Behind her, Barbara heard the whir and beep of Eugenie Davies' computer coming out of sleep. She got up and went to the single filing cabinet as Lynley took her place at the desk and swung the chair round to face the computer behind it. The filing cabinet had a lock, but it wasn't fastened, so Barbara pulled open the first drawer and began leafing through the files. These appeared to be largely devoted to correspondence with other pensioners' organisations in the UK. However, there were also documents that dealt with the National Health, with a travel-and-study programme called Elder Hostel, with geriatric issues from Alzheimer's to osteoporosis, and with legal issues surrounding wills, trusts, and investments. A manila folder was devoted to correspondence from the children of adult members of the Sixty Plus Club. Most of these were letters of gratitude and appreciation for what the club was doing to bring Mum or Dad out of his or her shell. A few questioned the devotion Mum or Dad had apparently developed for an organisation unrelated to the immediate family. Barbara pulled this last group out and set them on the desk. No telling if a pensioner's relative had got a bit worried over Mum's or Dad's affection for the director of the club, not to mention where that affection might have led. She checked to make sure none of the letters were signed Wiley. None were, but that didn't mean that the major had no married daughter who'd written to Eugenie.
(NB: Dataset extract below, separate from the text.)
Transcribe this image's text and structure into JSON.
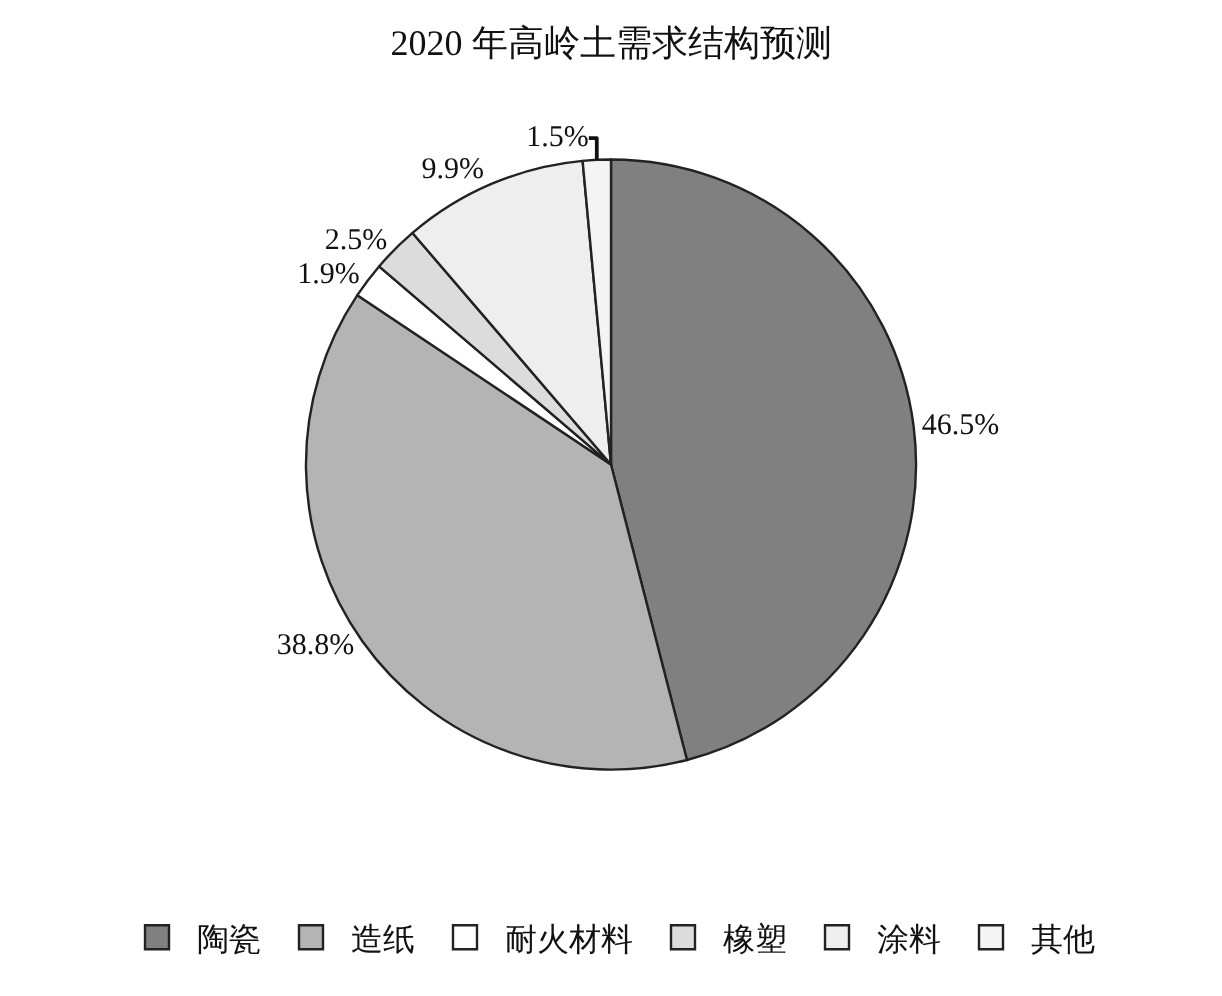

One of the files was particularly interesting, as it was filled with photographs of the club during a variety of events. As Barbara flipped through these, she noted that Major Wiley was a frequent subject of the pictures and that he was generally in the company of a woman who hung on his arm, draped herself over his shoulder, or sat in his lap. Georgia Ramsbottom. Dear Teddy. Ah yes, Barbara thought. She said, “Inspector,” at the same moment as Lynley said, “Here's something, Havers.”

Photographs in hand, she went to the computer. She saw that he had accessed the internet and that he'd brought Eugenie Davies' e-mail onto the screen. “She didn't have a password?” Barbara asked as she handed him the pictures.

“She had,” Lynley said. “But it was easy enough to suss out, all things considered.”

“One of the kids' names?” Barbara asked.

“Sonia,” he said, and then a moment later, “Damn.”

“What?”

“There's nothing here.”

“No convenient message threatening her life? No arrangement for a trip to Hampstead? What about an invitation to Le Meridien?”

“Nothing at all.” Lynley peered at the screen. “How do you trace someone's e-mail, Havers? Might she have old messages hidden somewhere?”

“You're asking me? I've only just got used to mobile phones.”

“We need to find them. If they're here.”

“We'll need to take it, then,” Barbara said. “The computer, sir. There's going to be someone in London who'll be able to sort it out.”

“There is indeed,” Lynley replied. He sifted through the pictures she'd handed to him, but he didn't appear to give them much attention.

“Georgia Ramsbottom,” Barbara prompted him. “She and dear Teddy appear to have been quite an item at one time.”

“Sixty-year-old women running each other down in the road?” Lynley queried.

“It's a thought,” Barbara said. “I wonder if her car's bashed up.”

“Somehow I doubt it,” Lynley replied.

“But we should have a look. I don't think we can—”

“Yes, yes. We'll have a look. It's bound to be in the car park.” But he sounded dismissive, and Barbara didn't much like it when he set the photographs down summarily and returned to the computer, his mind made up. He logged off Eugenie Davies' e-mail, shut down the machine, and began to unplug it. “Let's trace where Mrs. Davies has been on the internet,” he told her. “No one goes on-line without leaving a trail of breadcrumbs.”



“CreamPants.” DCI Eric Leach kept his face impassive. He'd been a cop for twenty-six years, and he'd long ago realised that in his line of work only a numbskull optimistically concluded he'd heard everything there was to hear from fellow members of the human race. But this one was clearly something for the books. “You did say CreamPants, Mr. Pitchley?”